Investors sometimes drawn to past winners

By DAVID MOON, Moon Capital Management, LLC
November 14, 2010


Everybody loves a winner. Unfortunately, we tend to be attracted to past winners, not future ones. It may make us feel good at the time, but it can be a pretty dangerous investment strategy.

A little more than ten years ago, a common theme in investment circles was the invincibility of the S&P 500. Although the price/earnings ratio on the popular stock index was more than twice its historic average, folks argued that valuations were irrelevant - if for no other reason, because of the amount of money flowing into index funds from 401(k) plans.

The argument was that this flow of money had created a perpetually new valuation metric. Earnings were less relevant than momentum. Investing was, according to the then-popular stock mantra, a popularity contest.

It was also about this time that homeowners and lenders decided that traditional debt metrics were no longer relevant and folks could carry much greater mortgages, total debt and monthly debt service than once believed. After all, home values would perpetually increase faster than the rate of inflation. "They're not making any more land" became the new real estate mantra.

The S&P 500 produced an average annualized return of negative 2.72 percent during the next ten years. The home mortgage mess is even more well-known.

Looking at today, where might be the bubbles of the next ten years? That is, what asset classes are popular primarily based on their past performance?

The most obvious answer is gold. I understand and share people's concern about the value of the dollar and the Fed's irresponsible attempt to micromanage just a tad of inflation into the economy. But we are not going to return to the gold standard. The gas pumps at Pilot are not going to begin accepting small blocks of bullion.
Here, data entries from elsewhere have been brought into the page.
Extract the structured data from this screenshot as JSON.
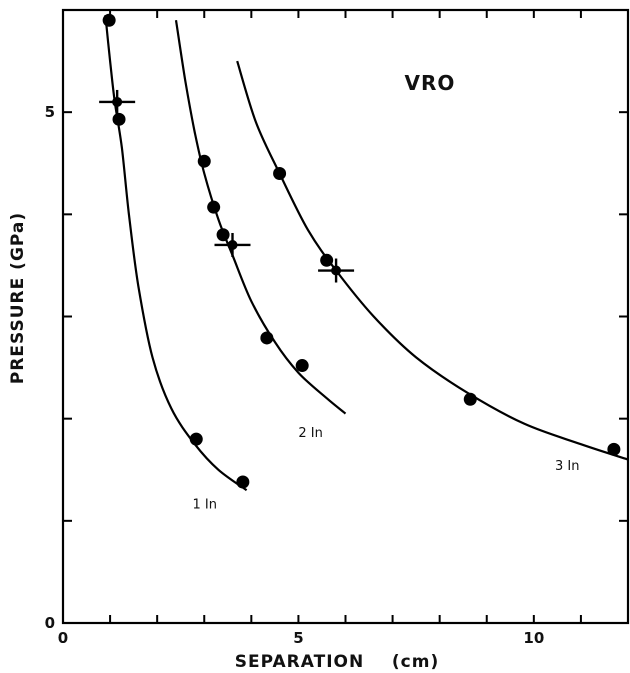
{
  "chart_data": {
    "type": "line",
    "title": "VRO",
    "xlabel": "SEPARATION    (cm)",
    "ylabel": "PRESSURE (GPa)",
    "xlim": [
      0,
      12
    ],
    "ylim": [
      0,
      6
    ],
    "x_ticks": [
      0,
      1,
      2,
      3,
      4,
      5,
      6,
      7,
      8,
      9,
      10,
      11,
      12
    ],
    "x_tick_labels": [
      {
        "value": 0,
        "label": "0"
      },
      {
        "value": 5,
        "label": "5"
      },
      {
        "value": 10,
        "label": "10"
      }
    ],
    "y_ticks": [
      0,
      1,
      2,
      3,
      4,
      5,
      6
    ],
    "y_tick_labels": [
      {
        "value": 0,
        "label": "0"
      },
      {
        "value": 5,
        "label": "5"
      }
    ],
    "grid": false,
    "series": [
      {
        "name": "1 In",
        "label_pos": [
          2.75,
          1.12
        ],
        "points": [
          {
            "x": 0.98,
            "y": 5.9
          },
          {
            "x": 1.19,
            "y": 4.93
          },
          {
            "x": 2.83,
            "y": 1.8
          },
          {
            "x": 3.82,
            "y": 1.38
          }
        ],
        "curve": [
          [
            0.9,
            5.95
          ],
          [
            1.0,
            5.5
          ],
          [
            1.1,
            5.1
          ],
          [
            1.25,
            4.65
          ],
          [
            1.4,
            4.0
          ],
          [
            1.6,
            3.3
          ],
          [
            1.9,
            2.6
          ],
          [
            2.3,
            2.1
          ],
          [
            2.8,
            1.75
          ],
          [
            3.3,
            1.5
          ],
          [
            3.9,
            1.3
          ]
        ],
        "marker": {
          "x": 1.15,
          "y": 5.1
        }
      },
      {
        "name": "2 In",
        "label_pos": [
          5.0,
          1.82
        ],
        "points": [
          {
            "x": 3.0,
            "y": 4.52
          },
          {
            "x": 3.2,
            "y": 4.07
          },
          {
            "x": 3.4,
            "y": 3.8
          },
          {
            "x": 4.33,
            "y": 2.79
          },
          {
            "x": 5.08,
            "y": 2.52
          }
        ],
        "curve": [
          [
            2.4,
            5.9
          ],
          [
            2.6,
            5.3
          ],
          [
            2.8,
            4.8
          ],
          [
            3.0,
            4.4
          ],
          [
            3.3,
            3.95
          ],
          [
            3.6,
            3.6
          ],
          [
            4.0,
            3.15
          ],
          [
            4.5,
            2.75
          ],
          [
            5.0,
            2.45
          ],
          [
            5.6,
            2.2
          ],
          [
            6.0,
            2.05
          ]
        ],
        "marker": {
          "x": 3.6,
          "y": 3.7
        }
      },
      {
        "name": "3 In",
        "label_pos": [
          10.45,
          1.5
        ],
        "points": [
          {
            "x": 4.6,
            "y": 4.4
          },
          {
            "x": 5.6,
            "y": 3.55
          },
          {
            "x": 8.65,
            "y": 2.19
          },
          {
            "x": 11.7,
            "y": 1.7
          }
        ],
        "curve": [
          [
            3.7,
            5.5
          ],
          [
            4.1,
            4.9
          ],
          [
            4.6,
            4.4
          ],
          [
            5.2,
            3.85
          ],
          [
            5.8,
            3.45
          ],
          [
            6.6,
            3.0
          ],
          [
            7.5,
            2.6
          ],
          [
            8.6,
            2.25
          ],
          [
            9.8,
            1.95
          ],
          [
            11.0,
            1.75
          ],
          [
            12.0,
            1.6
          ]
        ],
        "marker": {
          "x": 5.8,
          "y": 3.45
        }
      }
    ]
  }
}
Gold is popular today because since January 1, 2000 it has increased almost 400 percent. People can concoct reasons to justify their gold fever, but if gold was still $290 an ounce few people would be gold bulls.
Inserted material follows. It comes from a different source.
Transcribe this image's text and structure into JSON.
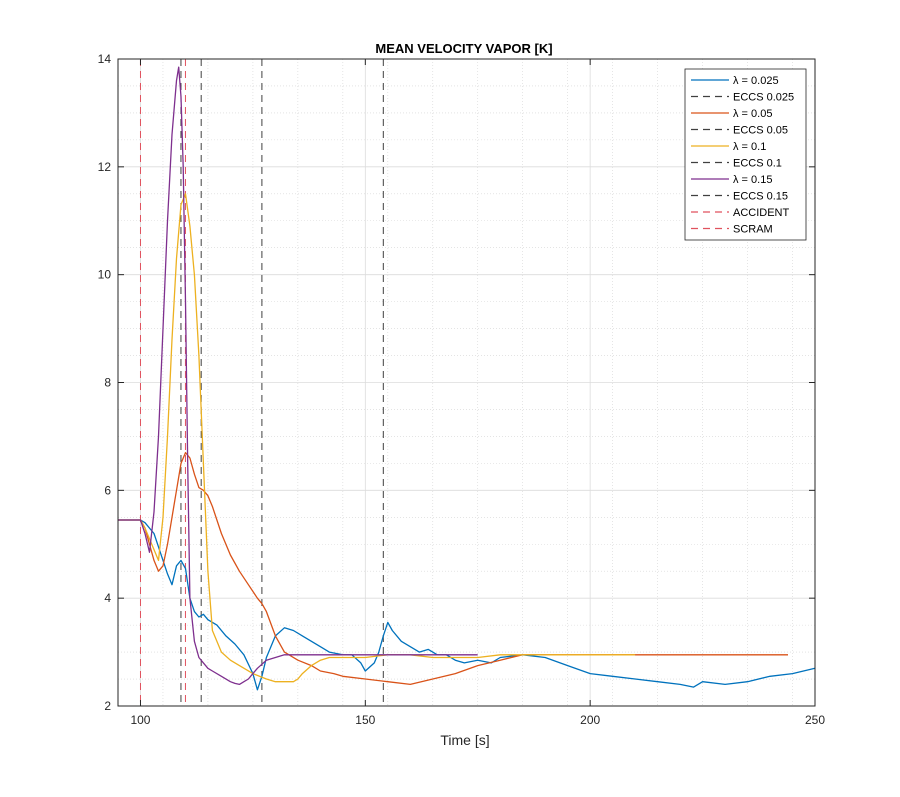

If you don’t believe me, look at the returns of stocks and gold prior to 1990.

From 1989 to 1999 the S&P 500 increased 15.3 percent a year. Gold declined 3.12 percent a year. No wonder people preferred stocks to gold in 1999 – at exactly the wrong time.

In the past three years investors have moved money from stock mutual funds into bond funds. Is it a coincidence that during the past ten years the bond market increased an average of 7.39 percent a year?

Is there a bond bubble brewing?

Another area that is popular today is emerging markets. According to the Morningstar mutual fund data, the average diversified emerging markets equity fund increased 9.21 percent annually from 1999 to 2009. Given that investors are basing much of their confidence on their ten year performance, does it concern anyone that the average tenure of the manager in these funds is only 3.9 years?

Once again, investors are betting on the winner of the last war, not trying to logically predict the winner of the next one.